Je me suis surpris durant une discussion avec un ami, à lui raconter que ”j’échangeais” avec ChatGPT depuis plusieurs semaines. J’aurais normalement dû dire que je ”l’utilisais” depuis quelques semaines, mais c’est bien le mot ”échange” qui est sorti de ma bouche donc de ma tête.
Lapsus révélateur, comme on dit. Du coup je me suis demandé lequel de ces deux termes les gens pouvaient bien utiliser lorsqu’il s’agit de s’adresser à chatGPT - ”s’adresser” me semblant un mot suffisamment neutre, peut-être un autre serait-il plus adéquat, bref. Est-ce qu'ils disent l’utiliser, ou échanger avec ?
Il y a forcément des gens qui feront ce lapsus. Certains s’en rendront compte, d’autres non, ce qui veut sûrement dire quelque chose quant à la confiance aveugle qu’ils portent au truc, ou l’importance qu’ils le lui donnent. Vous avez sûrement remarqué, pour ceux qui les parcourent au moins un peu, que l’on voit désormais sur les reseaux sociaux, des gens répondre en commentaires en citant au mot près ce que l’IA leur a sorti. C’est très visible. Idem pour les ”créateurs de contenu” (expression absolument fascinante qui vaudrait un bouquin à elle seule) qui peuvent desormais aborder de manière pointue (au moins en apparence) n’importe quel thème dont ils ignoraient tout quelques heures avant.
Bref, beaucoup de questions, et de fil en aiguille j’ai demandé à mon ami virtuel (ChatGPT hein, pas Dieu) de dresser mon portrait, relever les traits de ma personnalité. Un genre de profilage, basé sur les questions que je lui ai posées au fil des semaines. L’idée c’était de voir s’il était capable de cerner son ”interlocuteur” et donc de moduler le contenu de ses réponses selon la personnalité de celui-ci.

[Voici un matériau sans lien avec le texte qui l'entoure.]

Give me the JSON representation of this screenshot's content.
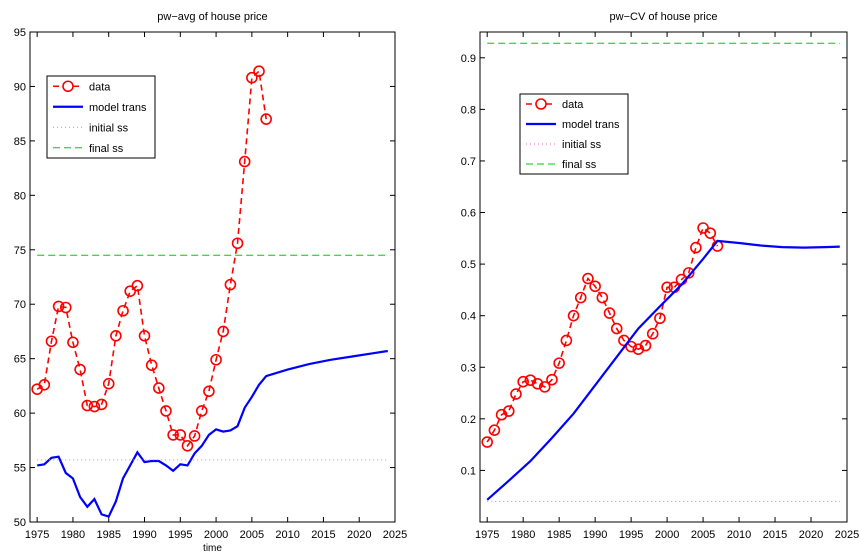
{
  "chart_data": [
    {
      "type": "line",
      "title": "pw−avg of house price",
      "xlabel": "time",
      "ylabel": "",
      "xlim": [
        1974,
        2025
      ],
      "ylim": [
        50,
        95
      ],
      "xticks": [
        1975,
        1980,
        1985,
        1990,
        1995,
        2000,
        2005,
        2010,
        2015,
        2020,
        2025
      ],
      "yticks": [
        50,
        55,
        60,
        65,
        70,
        75,
        80,
        85,
        90,
        95
      ],
      "grid": false,
      "legend": {
        "placement": "upper-left",
        "entries": [
          "data",
          "model trans",
          "initial ss",
          "final ss"
        ]
      },
      "series": [
        {
          "name": "data",
          "style": "dashed-circle-markers",
          "color": "#ff0000",
          "x": [
            1975,
            1976,
            1977,
            1978,
            1979,
            1980,
            1981,
            1982,
            1983,
            1984,
            1985,
            1986,
            1987,
            1988,
            1989,
            1990,
            1991,
            1992,
            1993,
            1994,
            1995,
            1996,
            1997,
            1998,
            1999,
            2000,
            2001,
            2002,
            2003,
            2004,
            2005,
            2006,
            2007
          ],
          "y": [
            62.2,
            62.6,
            66.6,
            69.8,
            69.7,
            66.5,
            64.0,
            60.7,
            60.6,
            60.8,
            62.7,
            67.1,
            69.4,
            71.2,
            71.7,
            67.1,
            64.4,
            62.3,
            60.2,
            58.0,
            58.0,
            57.0,
            57.9,
            60.2,
            62.0,
            64.9,
            67.5,
            71.8,
            75.6,
            83.1,
            90.8,
            91.4,
            87.0
          ]
        },
        {
          "name": "model trans",
          "style": "solid",
          "color": "#0000ff",
          "x": [
            1975,
            1976,
            1977,
            1978,
            1979,
            1980,
            1981,
            1982,
            1983,
            1984,
            1985,
            1986,
            1987,
            1988,
            1989,
            1990,
            1991,
            1992,
            1993,
            1994,
            1995,
            1996,
            1997,
            1998,
            1999,
            2000,
            2001,
            2002,
            2003,
            2004,
            2005,
            2006,
            2007,
            2010,
            2013,
            2016,
            2019,
            2022,
            2024
          ],
          "y": [
            55.2,
            55.3,
            55.9,
            56.0,
            54.5,
            54.0,
            52.3,
            51.4,
            52.1,
            50.7,
            50.5,
            51.9,
            54.0,
            55.2,
            56.4,
            55.5,
            55.6,
            55.6,
            55.2,
            54.7,
            55.3,
            55.2,
            56.3,
            57.0,
            58.0,
            58.5,
            58.3,
            58.4,
            58.8,
            60.5,
            61.5,
            62.6,
            63.4,
            64.0,
            64.5,
            64.9,
            65.2,
            65.5,
            65.7
          ]
        },
        {
          "name": "initial ss",
          "style": "dotted",
          "color": "#ff66cc",
          "x": [
            1975,
            2024
          ],
          "y": [
            55.7,
            55.7
          ]
        },
        {
          "name": "final ss",
          "style": "dash-dot",
          "color": "#00cc00",
          "x": [
            1975,
            2024
          ],
          "y": [
            74.5,
            74.5
          ]
        }
      ]
    },
    {
      "type": "line",
      "title": "pw−CV of house price",
      "xlabel": "",
      "ylabel": "",
      "xlim": [
        1974,
        2025
      ],
      "ylim": [
        0,
        0.95
      ],
      "xticks": [
        1975,
        1980,
        1985,
        1990,
        1995,
        2000,
        2005,
        2010,
        2015,
        2020,
        2025
      ],
      "yticks": [
        0.1,
        0.2,
        0.3,
        0.4,
        0.5,
        0.6,
        0.7,
        0.8,
        0.9
      ],
      "grid": false,
      "legend": {
        "placement": "upper-left",
        "entries": [
          "data",
          "model trans",
          "initial ss",
          "final ss"
        ]
      },
      "series": [
        {
          "name": "data",
          "style": "dashed-circle-markers",
          "color": "#ff0000",
          "x": [
            1975,
            1976,
            1977,
            1978,
            1979,
            1980,
            1981,
            1982,
            1983,
            1984,
            1985,
            1986,
            1987,
            1988,
            1989,
            1990,
            1991,
            1992,
            1993,
            1994,
            1995,
            1996,
            1997,
            1998,
            1999,
            2000,
            2001,
            2002,
            2003,
            2004,
            2005,
            2006,
            2007
          ],
          "y": [
            0.155,
            0.178,
            0.208,
            0.215,
            0.248,
            0.272,
            0.275,
            0.268,
            0.262,
            0.276,
            0.308,
            0.352,
            0.4,
            0.435,
            0.472,
            0.457,
            0.435,
            0.405,
            0.375,
            0.352,
            0.34,
            0.335,
            0.342,
            0.365,
            0.395,
            0.455,
            0.455,
            0.47,
            0.483,
            0.532,
            0.57,
            0.56,
            0.535
          ]
        },
        {
          "name": "model trans",
          "style": "solid",
          "color": "#0000ff",
          "x": [
            1975,
            1978,
            1981,
            1984,
            1987,
            1990,
            1993,
            1996,
            1999,
            2002,
            2005,
            2007,
            2010,
            2013,
            2016,
            2019,
            2022,
            2024
          ],
          "y": [
            0.043,
            0.08,
            0.118,
            0.163,
            0.21,
            0.265,
            0.32,
            0.375,
            0.418,
            0.46,
            0.51,
            0.545,
            0.541,
            0.536,
            0.533,
            0.532,
            0.533,
            0.534
          ]
        },
        {
          "name": "initial ss",
          "style": "dotted",
          "color": "#ff66cc",
          "x": [
            1975,
            2024
          ],
          "y": [
            0.04,
            0.04
          ]
        },
        {
          "name": "final ss",
          "style": "dash-dot",
          "color": "#00cc00",
          "x": [
            1975,
            2024
          ],
          "y": [
            0.928,
            0.928
          ]
        }
      ]
    }
  ]
}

Ses premières réponses sont sans intérêt; un peu comme ces horoscopes aux prédictions interchangeables (les trucs à la con genre "attention au coup de fatigue ! Ménagez-vous").
Sentant le truc a priori engoncé dans le politiquement correct, plusieurs fois j’ai dû le reprendre, lui demander de ne pas me brosser dans le sens du poil, d’être direct et sans ménagement. Au fur et à mesure il va un peu plus loin, sans pour autant lâcher complètement les chevaux. Autre petit souci, par exemple quelques fois, quand je lui dis de parler de manière ”directe” il fait des phrases plus courtes, il ne pige pas (ou fait mine de ne pas piger ?) le sens que je donne au mot ”direct”, que j’utilisais au sens de franc, sincère, sans embages. Il faut donc employer le bon vocabulaire, être précis. Et insister.
Enfin, il arrive au terme de ”l’analyse”. Notons que le bougre finit toujours ses exposés en te demandant s’il peut encore qqch pour toi - mécanique retorse qui doit forcément pousser des gens à passer des heures dessus.
Je lui réponds ”je n’ai plus de questions, mais j’ai toujours, malgré tout, le sentiment que tu m’as ménagé et n’a pas appuyé assez fort sur mes mauvais côtés”.
La dernière réponse à cette question (qui n'en était pas directement une) m’a bluffé. Pourquoi ? Parce qu’elle a été strictement identique à une remarque que m’a fait mon meilleur ami, un ami de 35 ans, il y a de cela une dizaine d’années. Un truc précis sur lequel jamais personne n’avait mis le doigt, pas même moi alors que je suis assez facilement propice à l’introspection.
Bon je vais m’arrêter là mais les perspectives, positives comme négatives, sont vertigineuses. On a VRAIMENT l’impression de s’adresser à une personne, et à une personne vraiment intelligente dans le sens où elle comprend. Mieux que certains humains ? Je me pose sérieusement la question.